Personal information
- Full name: Víctor Villote Alegre
- Date of birth: 1 July 2004 (age 22)
- Place of birth: Barcelona, Spain
- Height: 1.83 m (6 ft 0 in)
- Position: Left-back

Team information
- Current team: Gimnàstic (on loan from Las Palmas)
- Number: 3

Youth career
- Espanyol
- Cornellà
- 2018–2019: Espanyol
- 2019–2020: EF Gavà
- 2020–2021: Unificación Bellvitge
- 2021–2022: Sants
- 2022–2023: Gimnàstic Manresa

Senior career*
- Years: Team / Apps / (Gls)
- 2023–2025: Atlètic Lleida / 59 / (3)
- 2025–: Las Palmas B / 29 / (1)
- 2026–: → Gimnàstic (loan) / 1 / (0)

= Víctor Villote =

Spanish footballer

Víctor Villote Alegre (born 1 July 2004) is a Spanish footballer who plays as a left-back for Gimnàstic de Tarragona, on loan from UD Las Palmas.

==Career==
Born in Barcelona, Catalonia, Villote began his career with RCD Espanyol, and subsequently represented local sides UE Cornellà, EF Gavà, UD Unificación Bellvitge, UE Sants and Club Gimnàstic de Manresa. On 22 September 2023, after finishing his formation, he was announced at CE Atlètic Lleida of the Lliga Elit.

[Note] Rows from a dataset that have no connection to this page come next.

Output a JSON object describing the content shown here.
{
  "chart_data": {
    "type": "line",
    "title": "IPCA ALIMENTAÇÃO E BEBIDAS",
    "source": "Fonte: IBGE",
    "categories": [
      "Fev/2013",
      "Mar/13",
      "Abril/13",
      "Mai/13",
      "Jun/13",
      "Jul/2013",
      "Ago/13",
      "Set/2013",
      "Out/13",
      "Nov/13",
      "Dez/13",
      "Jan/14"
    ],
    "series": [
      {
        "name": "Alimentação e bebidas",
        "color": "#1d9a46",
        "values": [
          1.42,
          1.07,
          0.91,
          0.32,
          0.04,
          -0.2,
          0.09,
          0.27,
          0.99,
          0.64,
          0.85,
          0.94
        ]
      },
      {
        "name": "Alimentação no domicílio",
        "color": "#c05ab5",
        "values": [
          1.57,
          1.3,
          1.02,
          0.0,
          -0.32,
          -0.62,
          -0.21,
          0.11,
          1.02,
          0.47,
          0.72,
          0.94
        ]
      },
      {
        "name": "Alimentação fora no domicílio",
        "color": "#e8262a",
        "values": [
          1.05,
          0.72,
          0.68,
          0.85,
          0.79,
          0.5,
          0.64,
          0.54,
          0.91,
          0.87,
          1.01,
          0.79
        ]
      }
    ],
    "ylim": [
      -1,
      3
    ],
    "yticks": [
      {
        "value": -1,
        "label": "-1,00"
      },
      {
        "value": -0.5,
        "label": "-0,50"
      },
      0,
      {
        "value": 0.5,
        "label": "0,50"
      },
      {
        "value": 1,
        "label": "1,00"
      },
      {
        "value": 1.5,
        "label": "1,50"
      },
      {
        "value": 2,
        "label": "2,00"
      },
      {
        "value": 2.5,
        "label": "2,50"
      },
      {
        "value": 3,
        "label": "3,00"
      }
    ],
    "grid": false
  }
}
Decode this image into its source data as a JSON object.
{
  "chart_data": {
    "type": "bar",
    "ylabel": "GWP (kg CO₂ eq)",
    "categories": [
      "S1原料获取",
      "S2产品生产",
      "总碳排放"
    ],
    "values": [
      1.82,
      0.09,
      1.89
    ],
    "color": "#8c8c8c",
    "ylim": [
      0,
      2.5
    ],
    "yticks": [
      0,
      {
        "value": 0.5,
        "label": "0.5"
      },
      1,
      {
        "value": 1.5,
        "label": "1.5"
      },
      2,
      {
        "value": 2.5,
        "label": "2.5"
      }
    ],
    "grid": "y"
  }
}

On 17 July 2025, after achieving two consecutive promotions, Villote signed for UD Las Palmas and was initially assigned to the reserves in Segunda Federación. On 1 September of the following year, he moved to Primera Federación side Gimnàstic de Tarragona on a one-year loan deal.